I was intrigued by a study out of Australia that said, “Humans need to maintain fluid balance and need to drink water when required, but should also consider fluid in unprocessed fruits and vegetables and juices. There is further evidence that water and a well-balanced diet does far more than water alone,”. I totally disagree. Let me explain.

Although there’s the odd food diary that I see (my clients complete one before meeting for a consultation) packed fruits and vegetables that might offer enough water, but it’s the minority. I believe in our current collective general health, especially with diabetes skyrocketing, there isn’t enough fresh foods on the plates of the average North American. The article suggested that a baked potato was 75 per cent water, but that water needs to help the fibre from the potato to move through the digestive system. It’s unlikely to have much leftover once it’s done that job to hydrate other organs. Moreover, I don’t often see a baked potato eaten over french fries.

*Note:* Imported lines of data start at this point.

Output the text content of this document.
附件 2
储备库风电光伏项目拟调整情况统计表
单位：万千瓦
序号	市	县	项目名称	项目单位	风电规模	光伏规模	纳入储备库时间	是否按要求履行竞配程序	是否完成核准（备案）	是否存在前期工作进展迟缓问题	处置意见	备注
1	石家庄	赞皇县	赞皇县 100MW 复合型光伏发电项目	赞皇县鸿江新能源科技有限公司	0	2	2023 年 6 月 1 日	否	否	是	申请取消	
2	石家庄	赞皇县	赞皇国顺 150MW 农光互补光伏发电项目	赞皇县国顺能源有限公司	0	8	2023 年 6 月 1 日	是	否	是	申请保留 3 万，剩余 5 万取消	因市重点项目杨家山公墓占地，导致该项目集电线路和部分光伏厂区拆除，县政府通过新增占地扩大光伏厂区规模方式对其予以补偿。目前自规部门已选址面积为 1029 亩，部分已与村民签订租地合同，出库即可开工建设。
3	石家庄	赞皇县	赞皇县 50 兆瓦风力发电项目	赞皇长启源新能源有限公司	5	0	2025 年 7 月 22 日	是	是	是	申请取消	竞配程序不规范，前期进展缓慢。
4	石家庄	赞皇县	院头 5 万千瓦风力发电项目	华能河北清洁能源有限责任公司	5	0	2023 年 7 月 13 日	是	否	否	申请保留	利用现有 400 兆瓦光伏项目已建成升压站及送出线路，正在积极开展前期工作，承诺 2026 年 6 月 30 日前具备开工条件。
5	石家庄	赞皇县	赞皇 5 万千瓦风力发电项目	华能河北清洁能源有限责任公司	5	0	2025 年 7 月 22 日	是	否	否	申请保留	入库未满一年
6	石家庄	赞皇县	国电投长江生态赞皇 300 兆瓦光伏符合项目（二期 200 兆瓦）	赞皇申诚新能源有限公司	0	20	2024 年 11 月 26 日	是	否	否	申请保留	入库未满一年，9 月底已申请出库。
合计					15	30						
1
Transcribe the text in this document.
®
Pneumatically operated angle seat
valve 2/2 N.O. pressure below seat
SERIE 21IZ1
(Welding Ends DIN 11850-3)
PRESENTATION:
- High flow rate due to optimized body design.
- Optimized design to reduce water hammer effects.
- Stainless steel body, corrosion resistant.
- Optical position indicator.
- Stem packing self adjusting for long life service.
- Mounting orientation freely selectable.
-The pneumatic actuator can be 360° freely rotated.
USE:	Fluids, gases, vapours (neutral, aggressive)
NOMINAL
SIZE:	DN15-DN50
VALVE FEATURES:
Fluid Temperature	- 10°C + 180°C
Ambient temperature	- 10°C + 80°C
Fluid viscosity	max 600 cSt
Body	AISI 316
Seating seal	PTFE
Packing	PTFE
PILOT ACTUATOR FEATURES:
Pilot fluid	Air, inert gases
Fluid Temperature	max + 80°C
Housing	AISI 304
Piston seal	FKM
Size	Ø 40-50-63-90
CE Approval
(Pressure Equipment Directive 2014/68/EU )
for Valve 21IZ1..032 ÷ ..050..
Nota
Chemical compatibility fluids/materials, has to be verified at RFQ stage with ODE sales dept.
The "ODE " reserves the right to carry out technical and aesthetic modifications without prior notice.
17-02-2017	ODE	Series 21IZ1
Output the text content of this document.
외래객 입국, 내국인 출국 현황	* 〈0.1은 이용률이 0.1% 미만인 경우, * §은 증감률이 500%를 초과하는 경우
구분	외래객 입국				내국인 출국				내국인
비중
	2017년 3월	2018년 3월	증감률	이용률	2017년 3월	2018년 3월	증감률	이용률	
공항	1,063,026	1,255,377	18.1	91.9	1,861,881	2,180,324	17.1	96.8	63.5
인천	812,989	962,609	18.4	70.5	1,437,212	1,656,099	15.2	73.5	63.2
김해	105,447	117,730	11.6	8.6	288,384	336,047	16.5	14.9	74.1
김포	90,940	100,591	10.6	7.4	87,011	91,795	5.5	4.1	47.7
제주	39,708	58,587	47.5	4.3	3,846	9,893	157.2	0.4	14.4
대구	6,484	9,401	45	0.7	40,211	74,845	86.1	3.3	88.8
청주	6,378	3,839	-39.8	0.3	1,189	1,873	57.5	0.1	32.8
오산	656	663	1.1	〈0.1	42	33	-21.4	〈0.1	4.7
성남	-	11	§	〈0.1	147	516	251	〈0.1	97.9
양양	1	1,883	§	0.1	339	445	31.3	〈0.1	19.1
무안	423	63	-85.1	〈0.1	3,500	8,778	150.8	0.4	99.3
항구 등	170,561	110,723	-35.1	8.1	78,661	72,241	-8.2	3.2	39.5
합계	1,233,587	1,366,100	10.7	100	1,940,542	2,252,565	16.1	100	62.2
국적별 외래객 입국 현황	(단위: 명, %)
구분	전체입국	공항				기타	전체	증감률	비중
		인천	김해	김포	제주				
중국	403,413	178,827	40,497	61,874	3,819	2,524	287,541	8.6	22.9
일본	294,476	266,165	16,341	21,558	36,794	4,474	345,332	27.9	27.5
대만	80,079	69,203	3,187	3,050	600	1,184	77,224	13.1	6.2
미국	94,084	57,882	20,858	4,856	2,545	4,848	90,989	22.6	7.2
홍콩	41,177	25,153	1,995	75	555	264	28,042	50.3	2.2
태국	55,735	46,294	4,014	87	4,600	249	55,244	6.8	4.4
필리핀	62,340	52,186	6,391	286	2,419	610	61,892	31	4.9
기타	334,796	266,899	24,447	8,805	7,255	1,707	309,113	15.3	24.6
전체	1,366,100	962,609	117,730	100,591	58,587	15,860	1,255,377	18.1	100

Processed food has become the norm for most families. Packages fill pantry cupboards and frozen dinners crowd out fresh meat in most freezers. To say that considering fresh fruits and vegetables for water intake would leave most at a hydration disadvantage. Don’t get me started about how much coffee most people drink in a day over a large glass of cool water. Most ride a caffeine high all day long.

Not Drinking Enough?

Symptoms of dehydration include headache, constipation, lethargy, dry skin, dry eyes and mouth, cracked lips, muscle soreness, fluid retention, low blood pressure and fast heart rate. If you suffer with any of these, give the eight glasses a try and see what happens. Once your baby arrives, you’ll need to drink at least a glass of water every time you nurse as breastfeeding does take a lot of water.

When you Need More Water

In addition to drinking water to quench your thirst and fuel your day-to-day, there are a lot of situations when extra water is required.

Pregnant and breastfeeding women; water requirements increase during pregnancy and while breastfeeding as large amounts of fluid are used to produce breast milk.

Exercise that makes you sweat; hot yoga, brisk walking or running and  cycling all increase the need to replenish water.

Climate; hot or humid weather, indoor heating that can dry skin out, and high altitudes.

Heath; fever, diarrhea and vomiting can all result in fluid loss and dehydration, especially dangerous for the young, pregnant and elderly.

With most people finding it hard to cram in the recommended 5 – 10 servings of fresh fruit and vegetables a day, the situations above would require at least double that to maintain hydration. It’s unlikely to happen. So it’s why I still turn to my glass of fresh, cool water to keep my body well hydrated, my skin looking great and me feeling my best. Keep water handy in a glass bottle or glass, and flavour it with mint, citrus or berries whenever you want a little extra zing.

And make sure to replenish well in the hotter months. You just aren’t likely getting enough from your diet alone.